If the rapidly progressing field of stem cell research reaches its full potential, successful treatments and enhanced understanding of many diseases are the likely results. However, the full potential of stem cell science will only be reached if all possible avenues can be explored and on a worldwide scale. Until 2009, the US had a highly restrictive policy on obtaining cells from human embryos and fetal tissue, a policy that pushed research toward the use of adult-derived cells. Currently, US policy is still in flux, and retrospective analysis does show the US lagging behind the rest of the world in the proportional increase in embryonic/fetal stem cell research. The majority of US studies being on either a limited number of cell lines, or on cells derived elsewhere (or funded by other sources than Federal) rather than on freshly isolated embryonic or fetal material. Neural, mesenchymal, and the mixed stem cell mononuclear fraction are the most commonly investigated types, which can generally be classified as adult-derived stem cells, although roughly half of the neural stem cells are fetal derived. Other types, such as embryonic and fat-derived stem cells, are increasing in their prominence, suggesting that new types of stem cells are still being pursued. Sixty percent of the reported stem cell studies involved transplantation, of which over three quarters were allogeneic transplants. A high proportion of the cardiovascular systems articles were on allogeneic transplants in a number of different species, including several autologous studies. A number of pharmaceutical grade stem cell products have also recently been tested and reported on. Stem cell research shows considerable promise for the treatment of a number of disorders, some of which have entered clinical trials; over the next few years it will be interesting to see how these treatments progress in the clinic.

Stem cells have the potential to rejuvenate regenerative medicine research.

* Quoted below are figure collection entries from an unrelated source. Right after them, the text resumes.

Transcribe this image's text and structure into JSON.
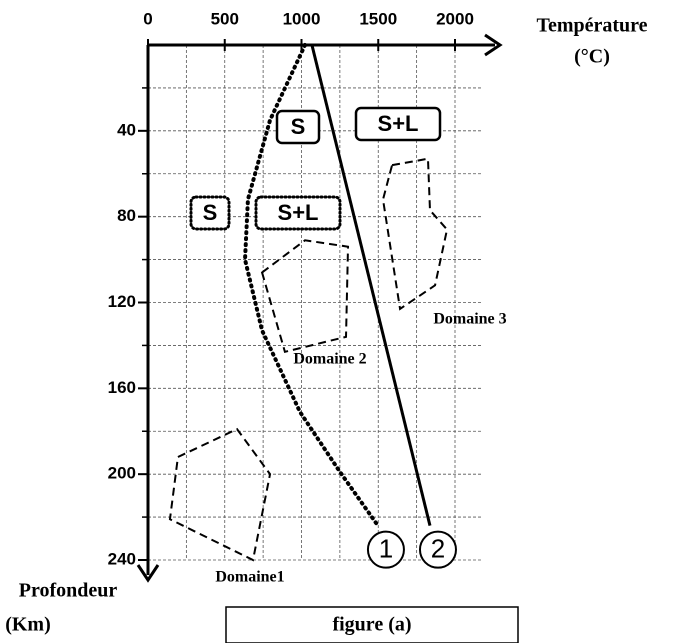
{
  "chart_data": {
    "type": "line",
    "x_label": "Température",
    "x_unit": "(°C)",
    "y_label": "Profondeur",
    "y_unit": "(Km)",
    "caption": "figure (a)",
    "xlim": [
      0,
      2000
    ],
    "ylim": [
      0,
      240
    ],
    "xticks": [
      0,
      500,
      1000,
      1500,
      2000
    ],
    "yticks": [
      40,
      80,
      120,
      160,
      200,
      240
    ],
    "xminor": [
      250,
      750,
      1250,
      1750
    ],
    "yminor": [
      20,
      60,
      100,
      140,
      180,
      220
    ],
    "grid": true,
    "series": [
      {
        "name": "1",
        "color": "#000000",
        "style": "dotted",
        "x": [
          1023,
          795,
          651,
          632,
          743,
          990,
          1251,
          1498
        ],
        "values": [
          0,
          35,
          72,
          100,
          133,
          171,
          199,
          224
        ]
      },
      {
        "name": "2",
        "color": "#000000",
        "style": "solid",
        "x": [
          1068,
          1837
        ],
        "values": [
          0,
          224
        ]
      }
    ],
    "regions": [
      {
        "name": "Domaine1",
        "points": [
          [
            195,
            192
          ],
          [
            580,
            179
          ],
          [
            795,
            200
          ],
          [
            684,
            240
          ],
          [
            143,
            221
          ]
        ]
      },
      {
        "name": "Domaine 2",
        "points": [
          [
            743,
            106
          ],
          [
            1023,
            91
          ],
          [
            1303,
            94
          ],
          [
            1290,
            136
          ],
          [
            892,
            143
          ]
        ]
      },
      {
        "name": "Domaine  3",
        "points": [
          [
            1590,
            56
          ],
          [
            1824,
            53
          ],
          [
            1837,
            77
          ],
          [
            1948,
            86
          ],
          [
            1870,
            112
          ],
          [
            1642,
            123
          ],
          [
            1531,
            72
          ]
        ]
      }
    ],
    "phase_labels": [
      {
        "text": "S",
        "border": "solid"
      },
      {
        "text": "S+L",
        "border": "solid"
      },
      {
        "text": "S",
        "border": "dotted"
      },
      {
        "text": "S+L",
        "border": "dotted"
      }
    ]
  }
}
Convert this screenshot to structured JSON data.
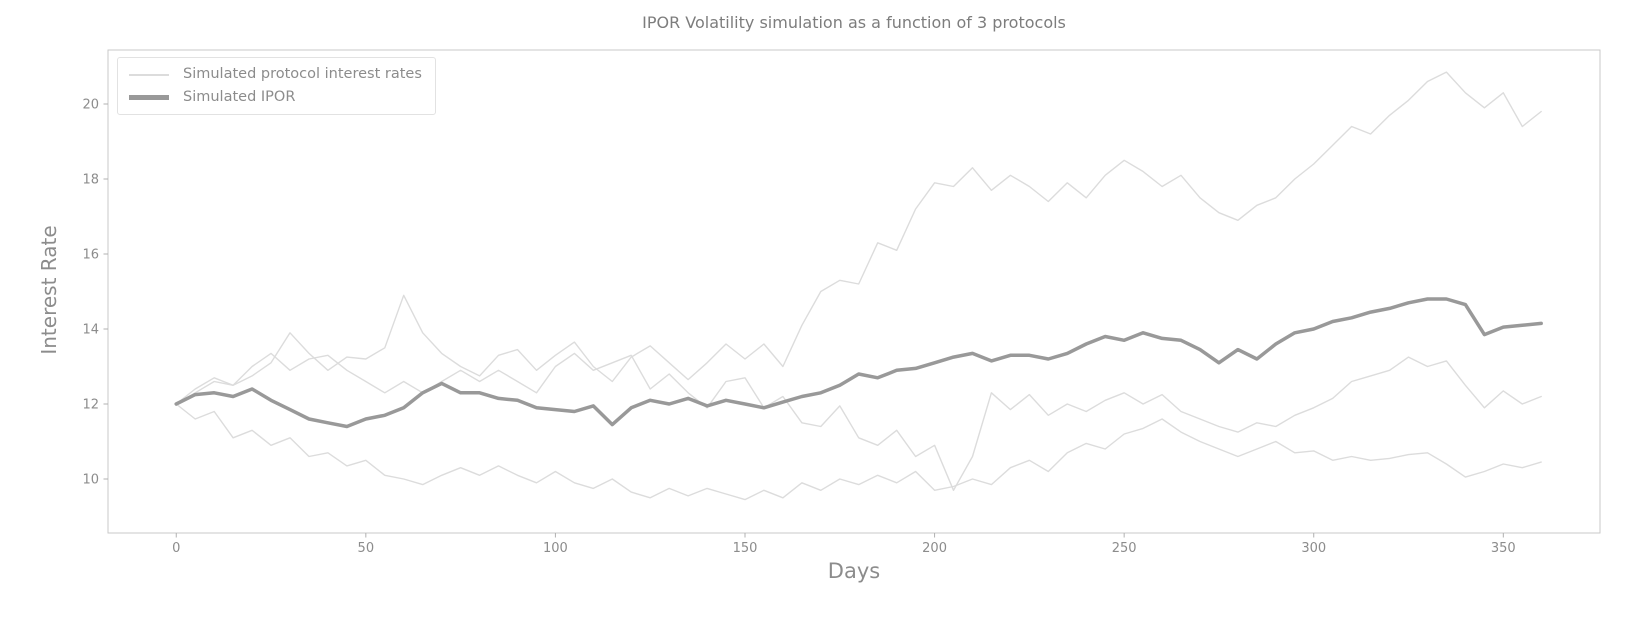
{
  "title": "IPOR Volatility simulation as a function of 3 protocols",
  "colors": {
    "background": "#ffffff",
    "protocol_line": "#dcdcdc",
    "ipor_line": "#999999",
    "spine": "#c9c9c9",
    "tick_mark": "#b0b0b0",
    "tick_label": "#8c8c8c",
    "title_text": "#7d7d7d",
    "axis_label_text": "#8c8c8c",
    "legend_border": "#e2e2e2",
    "legend_text": "#8c8c8c"
  },
  "legend": {
    "items": [
      {
        "label": "Simulated protocol interest rates",
        "color": "#dcdcdc",
        "thickness": "thin"
      },
      {
        "label": "Simulated IPOR",
        "color": "#999999",
        "thickness": "thick"
      }
    ]
  },
  "chart_data": {
    "type": "line",
    "title": "IPOR Volatility simulation as a function of 3 protocols",
    "xlabel": "Days",
    "ylabel": "Interest Rate",
    "xlim": [
      -18,
      375.5
    ],
    "ylim": [
      8.56,
      21.44
    ],
    "xticks": [
      0,
      50,
      100,
      150,
      200,
      250,
      300,
      350
    ],
    "yticks": [
      10,
      12,
      14,
      16,
      18,
      20
    ],
    "grid": false,
    "legend_position": "upper left",
    "x_start": 0,
    "x_step": 5,
    "series": [
      {
        "name": "Simulated protocol interest rate 1",
        "role": "protocol",
        "values": [
          12.0,
          12.3,
          12.6,
          12.5,
          12.75,
          13.1,
          13.9,
          13.35,
          12.9,
          13.25,
          13.2,
          13.5,
          14.9,
          13.9,
          13.35,
          13.0,
          12.75,
          13.3,
          13.45,
          12.9,
          13.3,
          13.65,
          13.0,
          12.6,
          13.25,
          13.55,
          13.1,
          12.65,
          13.1,
          13.6,
          13.2,
          13.6,
          13.0,
          14.1,
          15.0,
          15.3,
          15.2,
          16.3,
          16.1,
          17.2,
          17.9,
          17.8,
          18.3,
          17.7,
          18.1,
          17.8,
          17.4,
          17.9,
          17.5,
          18.1,
          18.5,
          18.2,
          17.8,
          18.1,
          17.5,
          17.1,
          16.9,
          17.3,
          17.5,
          18.0,
          18.4,
          18.9,
          19.4,
          19.2,
          19.7,
          20.1,
          20.6,
          20.85,
          20.3,
          19.9,
          20.3,
          19.4,
          19.8
        ]
      },
      {
        "name": "Simulated protocol interest rate 2",
        "role": "protocol",
        "values": [
          12.0,
          12.4,
          12.7,
          12.5,
          13.0,
          13.35,
          12.9,
          13.2,
          13.3,
          12.9,
          12.6,
          12.3,
          12.6,
          12.3,
          12.6,
          12.9,
          12.6,
          12.9,
          12.6,
          12.3,
          13.0,
          13.35,
          12.9,
          13.1,
          13.3,
          12.4,
          12.8,
          12.3,
          11.9,
          12.6,
          12.7,
          11.9,
          12.2,
          11.5,
          11.4,
          11.95,
          11.1,
          10.9,
          11.3,
          10.6,
          10.9,
          9.7,
          10.6,
          12.3,
          11.85,
          12.25,
          11.7,
          12.0,
          11.8,
          12.1,
          12.3,
          12.0,
          12.25,
          11.8,
          11.6,
          11.4,
          11.25,
          11.5,
          11.4,
          11.7,
          11.9,
          12.15,
          12.6,
          12.75,
          12.9,
          13.25,
          13.0,
          13.15,
          12.5,
          11.9,
          12.35,
          12.0,
          12.2
        ]
      },
      {
        "name": "Simulated protocol interest rate 3",
        "role": "protocol",
        "values": [
          12.0,
          11.6,
          11.8,
          11.1,
          11.3,
          10.9,
          11.1,
          10.6,
          10.7,
          10.35,
          10.5,
          10.1,
          10.0,
          9.85,
          10.1,
          10.3,
          10.1,
          10.35,
          10.1,
          9.9,
          10.2,
          9.9,
          9.75,
          10.0,
          9.65,
          9.5,
          9.75,
          9.55,
          9.75,
          9.6,
          9.45,
          9.7,
          9.5,
          9.9,
          9.7,
          10.0,
          9.85,
          10.1,
          9.9,
          10.2,
          9.7,
          9.8,
          10.0,
          9.85,
          10.3,
          10.5,
          10.2,
          10.7,
          10.95,
          10.8,
          11.2,
          11.35,
          11.6,
          11.25,
          11.0,
          10.8,
          10.6,
          10.8,
          11.0,
          10.7,
          10.75,
          10.5,
          10.6,
          10.5,
          10.55,
          10.65,
          10.7,
          10.4,
          10.05,
          10.2,
          10.4,
          10.3,
          10.45
        ]
      },
      {
        "name": "Simulated IPOR",
        "role": "ipor",
        "values": [
          12.0,
          12.25,
          12.3,
          12.2,
          12.4,
          12.1,
          11.85,
          11.6,
          11.5,
          11.4,
          11.6,
          11.7,
          11.9,
          12.3,
          12.55,
          12.3,
          12.3,
          12.15,
          12.1,
          11.9,
          11.85,
          11.8,
          11.95,
          11.45,
          11.9,
          12.1,
          12.0,
          12.15,
          11.95,
          12.1,
          12.0,
          11.9,
          12.05,
          12.2,
          12.3,
          12.5,
          12.8,
          12.7,
          12.9,
          12.95,
          13.1,
          13.25,
          13.35,
          13.15,
          13.3,
          13.3,
          13.2,
          13.35,
          13.6,
          13.8,
          13.7,
          13.9,
          13.75,
          13.7,
          13.45,
          13.1,
          13.45,
          13.2,
          13.6,
          13.9,
          14.0,
          14.2,
          14.3,
          14.45,
          14.55,
          14.7,
          14.8,
          14.8,
          14.65,
          13.85,
          14.05,
          14.1,
          14.15
        ]
      }
    ]
  }
}
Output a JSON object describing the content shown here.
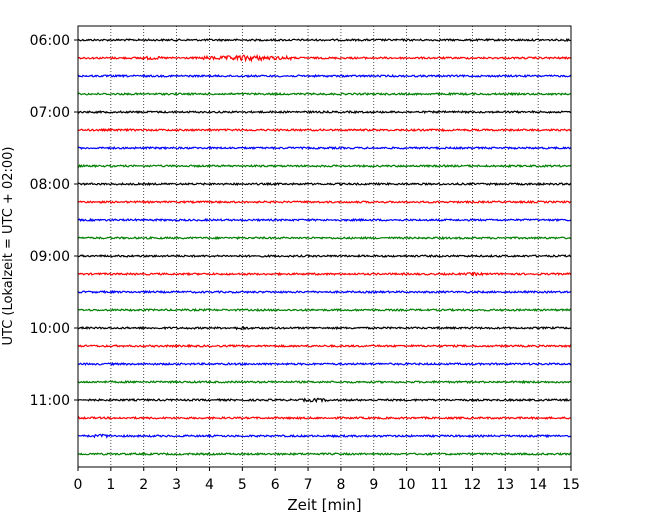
{
  "chart_data": {
    "type": "line",
    "xlabel": "Zeit  [min]",
    "ylabel": "UTC (Lokalzeit = UTC + 02:00)",
    "xlim": [
      0,
      15
    ],
    "x_ticks": [
      "0",
      "1",
      "2",
      "3",
      "4",
      "5",
      "6",
      "7",
      "8",
      "9",
      "10",
      "11",
      "12",
      "13",
      "14",
      "15"
    ],
    "y_tick_labels": [
      "06:00",
      "07:00",
      "08:00",
      "09:00",
      "10:00",
      "11:00"
    ],
    "grid": "vertical-dotted",
    "trace_colors": [
      "#000000",
      "#ff0000",
      "#0000ff",
      "#008000"
    ],
    "trace_interval_minutes": 15,
    "trace_start": "06:00",
    "trace_count": 24,
    "highlight_amplitudes": [
      {
        "trace": 1,
        "x_start": 3.8,
        "x_end": 6.5,
        "amp": 3.0
      },
      {
        "trace": 1,
        "x_start": 1.8,
        "x_end": 2.6,
        "amp": 1.8
      },
      {
        "trace": 22,
        "x_start": 0.5,
        "x_end": 1.0,
        "amp": 2.0
      },
      {
        "trace": 20,
        "x_start": 6.8,
        "x_end": 7.6,
        "amp": 2.0
      },
      {
        "trace": 16,
        "x_start": 4.8,
        "x_end": 5.2,
        "amp": 1.8
      },
      {
        "trace": 13,
        "x_start": 11.8,
        "x_end": 12.3,
        "amp": 1.6
      }
    ]
  }
}
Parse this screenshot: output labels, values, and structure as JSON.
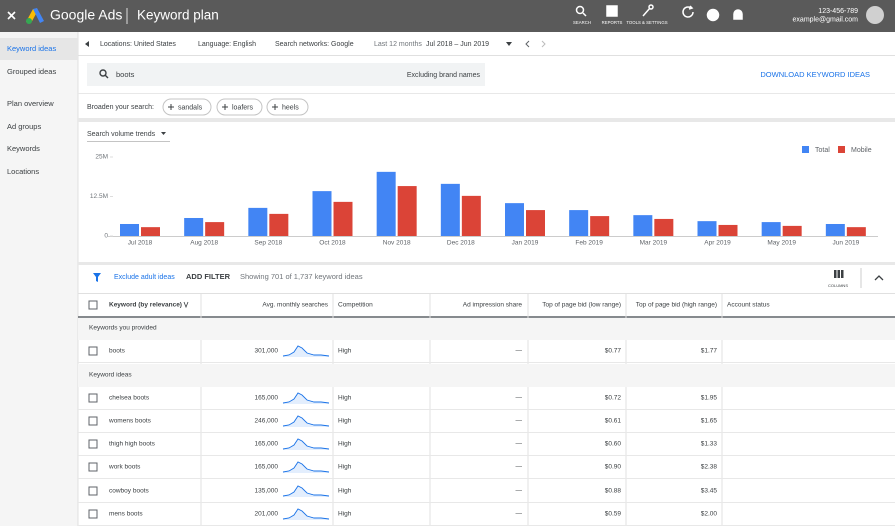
{
  "header": {
    "product": "Google Ads",
    "page": "Keyword plan",
    "nav": [
      "SEARCH",
      "REPORTS",
      "TOOLS & SETTINGS"
    ],
    "account_id": "123-456-789",
    "email": "example@gmail.com"
  },
  "sidebar": {
    "items": [
      {
        "label": "Keyword ideas",
        "active": true
      },
      {
        "label": "Grouped ideas"
      },
      {
        "label": "Plan overview"
      },
      {
        "label": "Ad groups"
      },
      {
        "label": "Keywords"
      },
      {
        "label": "Locations"
      }
    ]
  },
  "filters": {
    "location": "Locations: United States",
    "language": "Language: English",
    "networks": "Search networks: Google",
    "period_label": "Last 12 months",
    "period": "Jul 2018 – Jun 2019"
  },
  "search": {
    "query": "boots",
    "brand_filter": "Excluding brand names",
    "download": "DOWNLOAD KEYWORD IDEAS",
    "broaden_label": "Broaden your search:",
    "suggestions": [
      "sandals",
      "loafers",
      "heels"
    ]
  },
  "chart_data": {
    "type": "bar",
    "control": "Search volume trends",
    "categories": [
      "Jul 2018",
      "Aug 2018",
      "Sep 2018",
      "Oct 2018",
      "Nov 2018",
      "Dec 2018",
      "Jan 2019",
      "Feb 2019",
      "Mar 2019",
      "Apr 2019",
      "May 2019",
      "Jun 2019"
    ],
    "series": [
      {
        "name": "Total",
        "color": "#4285f4",
        "values": [
          3800000,
          5700000,
          8900000,
          14200000,
          20300000,
          16500000,
          10400000,
          8200000,
          6600000,
          4700000,
          4400000,
          3800000
        ]
      },
      {
        "name": "Mobile",
        "color": "#db4437",
        "values": [
          2800000,
          4400000,
          7000000,
          10800000,
          15800000,
          12700000,
          8200000,
          6300000,
          5400000,
          3500000,
          3200000,
          2800000
        ]
      }
    ],
    "ylim": [
      0,
      25000000
    ],
    "yticks": [
      {
        "value": 0,
        "label": "0"
      },
      {
        "value": 12500000,
        "label": "12.5M"
      },
      {
        "value": 25000000,
        "label": "25M"
      }
    ],
    "legend": "top-right",
    "grid": false
  },
  "toolbar": {
    "exclude": "Exclude adult ideas",
    "add_filter": "ADD FILTER",
    "showing": "Showing 701 of 1,737 keyword ideas",
    "columns": "COLUMNS"
  },
  "table": {
    "columns": [
      "Keyword (by relevance)",
      "Avg. monthly searches",
      "Competition",
      "Ad impression share",
      "Top of page bid (low range)",
      "Top of page bid (high range)",
      "Account status"
    ],
    "sections": [
      {
        "title": "Keywords you provided",
        "rows": [
          {
            "keyword": "boots",
            "searches": "301,000",
            "competition": "High",
            "impression_share": "—",
            "bid_low": "$0.77",
            "bid_high": "$1.77"
          }
        ]
      },
      {
        "title": "Keyword ideas",
        "rows": [
          {
            "keyword": "chelsea boots",
            "searches": "165,000",
            "competition": "High",
            "impression_share": "—",
            "bid_low": "$0.72",
            "bid_high": "$1.95"
          },
          {
            "keyword": "womens boots",
            "searches": "246,000",
            "competition": "High",
            "impression_share": "—",
            "bid_low": "$0.61",
            "bid_high": "$1.65"
          },
          {
            "keyword": "thigh high boots",
            "searches": "165,000",
            "competition": "High",
            "impression_share": "—",
            "bid_low": "$0.60",
            "bid_high": "$1.33"
          },
          {
            "keyword": "work boots",
            "searches": "165,000",
            "competition": "High",
            "impression_share": "—",
            "bid_low": "$0.90",
            "bid_high": "$2.38"
          },
          {
            "keyword": "cowboy boots",
            "searches": "135,000",
            "competition": "High",
            "impression_share": "—",
            "bid_low": "$0.88",
            "bid_high": "$3.45"
          },
          {
            "keyword": "mens boots",
            "searches": "201,000",
            "competition": "High",
            "impression_share": "—",
            "bid_low": "$0.59",
            "bid_high": "$2.00"
          }
        ]
      }
    ]
  }
}
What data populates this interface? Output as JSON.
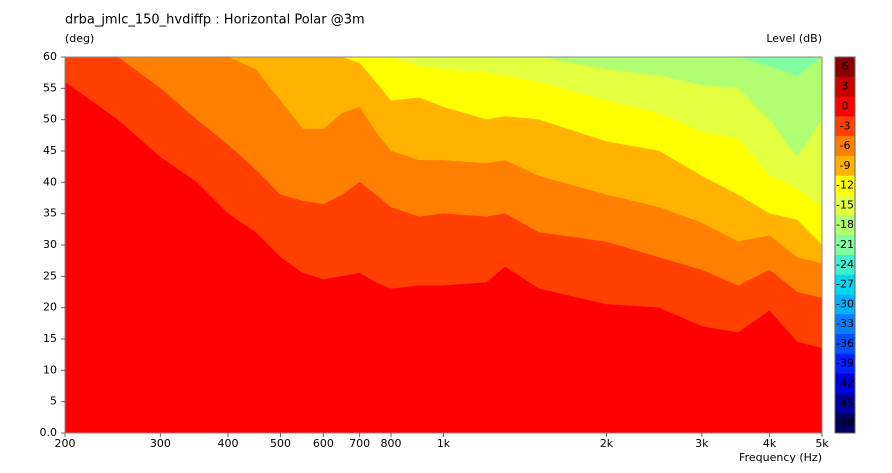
{
  "chart_data": {
    "type": "contour",
    "title": "drba_jmlc_150_hvdiffp : Horizontal Polar @3m",
    "y_label": "(deg)",
    "colorbar_label": "Level  (dB)",
    "x_label": "Frequency  (Hz)",
    "log_x": true,
    "xlim": [
      200,
      5000
    ],
    "ylim": [
      0,
      60
    ],
    "xticks": [
      200,
      300,
      400,
      500,
      600,
      700,
      800,
      {
        "value": 1000,
        "label": "1k"
      },
      {
        "value": 2000,
        "label": "2k"
      },
      {
        "value": 3000,
        "label": "3k"
      },
      {
        "value": 4000,
        "label": "4k"
      },
      {
        "value": 5000,
        "label": "5k"
      }
    ],
    "yticks": [
      {
        "value": 0,
        "label": "0.0"
      },
      5,
      10,
      15,
      20,
      25,
      30,
      35,
      40,
      45,
      50,
      55,
      60
    ],
    "x": [
      200,
      250,
      300,
      350,
      400,
      450,
      500,
      550,
      600,
      650,
      700,
      750,
      800,
      900,
      1000,
      1200,
      1300,
      1500,
      2000,
      2500,
      3000,
      3500,
      4000,
      4500,
      5000
    ],
    "series": [
      {
        "color": "#80ffa0",
        "values": [
          60,
          60,
          60,
          60,
          60,
          60,
          60,
          60,
          60,
          60,
          60,
          60,
          60,
          60,
          60,
          60,
          60,
          60,
          60,
          60,
          60,
          60,
          60,
          60,
          60
        ]
      },
      {
        "color": "#b0ff70",
        "values": [
          60,
          60,
          60,
          60,
          60,
          60,
          60,
          60,
          60,
          60,
          60,
          60,
          60,
          60,
          60,
          60,
          60,
          60,
          60,
          60,
          60,
          60,
          58.5,
          57,
          60
        ]
      },
      {
        "color": "#e2ff40",
        "values": [
          60,
          60,
          60,
          60,
          60,
          60,
          60,
          60,
          60,
          60,
          60,
          60,
          60,
          60,
          60,
          60,
          60,
          60,
          58,
          57,
          55.5,
          55,
          50,
          44,
          50
        ]
      },
      {
        "color": "#ffff00",
        "values": [
          60,
          60,
          60,
          60,
          60,
          60,
          60,
          60,
          60,
          60,
          60,
          60,
          60,
          58.5,
          58,
          57.5,
          57,
          56,
          53,
          51,
          48,
          47,
          41,
          39,
          36
        ]
      },
      {
        "color": "#ffb300",
        "values": [
          60,
          60,
          60,
          60,
          60,
          60,
          60,
          60,
          60,
          60,
          59,
          56,
          53,
          53.5,
          52,
          50,
          50.5,
          50,
          46.5,
          45,
          41,
          38,
          35,
          34,
          30
        ]
      },
      {
        "color": "#ff8000",
        "values": [
          60,
          60,
          60,
          60,
          60,
          58,
          53,
          48.5,
          48.5,
          51,
          52,
          48,
          45,
          43.5,
          43.5,
          43,
          43.5,
          41,
          38,
          36,
          33.5,
          30.5,
          31.5,
          28,
          27
        ]
      },
      {
        "color": "#ff4000",
        "values": [
          60,
          60,
          55,
          50,
          46,
          42,
          38,
          37,
          36.5,
          38,
          40,
          38,
          36,
          34.5,
          35,
          34.5,
          35,
          32,
          30.5,
          28,
          26,
          23.5,
          26,
          22.5,
          21.5
        ]
      },
      {
        "color": "#ff0000",
        "values": [
          56,
          50,
          44,
          40,
          35,
          32,
          28,
          25.5,
          24.5,
          25,
          25.5,
          24,
          23,
          23.5,
          23.5,
          24,
          26.5,
          23,
          20.5,
          20,
          17,
          16,
          19.5,
          14.5,
          13.5
        ]
      }
    ],
    "colorbar": {
      "ticks": [
        6,
        3,
        0,
        -3,
        -6,
        -9,
        -12,
        -15,
        -18,
        -21,
        -24,
        -27,
        -30,
        -33,
        -36,
        -39,
        -42,
        -45,
        -48
      ],
      "colors": [
        "#8b0000",
        "#c80000",
        "#ff0000",
        "#ff4000",
        "#ff8000",
        "#ffb300",
        "#ffff00",
        "#e2ff40",
        "#b0ff70",
        "#80ffa0",
        "#40f0d0",
        "#00d8f0",
        "#00b0ff",
        "#0080ff",
        "#0050ff",
        "#0020ff",
        "#0000e0",
        "#0000a0",
        "#000060"
      ]
    }
  }
}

The increasing number of publications featuring the use of stem cells in regenerative processes supports the idea that they are revolutionizing regenerative medicine research. In an analysis of the articles published in the journal Cell Transplantation - The Regenerative Medicine Journal between 2008 and 2009, which reveals the topics and categories that are on the cutting edge of regenerative medicine research, stem cells are becoming increasingly relevant as the "runner-up" category to "neuroscience" related articles. The high volume of stem cell research casts a bright light on the hope for stem cells and their role in regenerative medicine as a number of reports deal with research using stem cells entering, or seeking approval for, clinical trials. The "methods and new technologies" and "tissue engineering" sections were almost equally as popular, and in part, reflect attempts to maximize the potential of stem cells and other treatments for the repair of damaged tissue. Transplantation studies were again more popular than non-transplantation, and the contribution of stem cell-related transplants was greater than other types of transplants. The non-transplantation articles were predominantly related to new methods for the preparation, isolation and manipulation of materials for transplant by specific culture media, gene therapy, medicines, dietary supplements, and co-culturing with other cells and further elucidation of disease mechanisms. A sizeable proportion of the transplantation articles reported on how previously new methods may have aided the ability of the cells or tissue to exert beneficial effects following transplantation.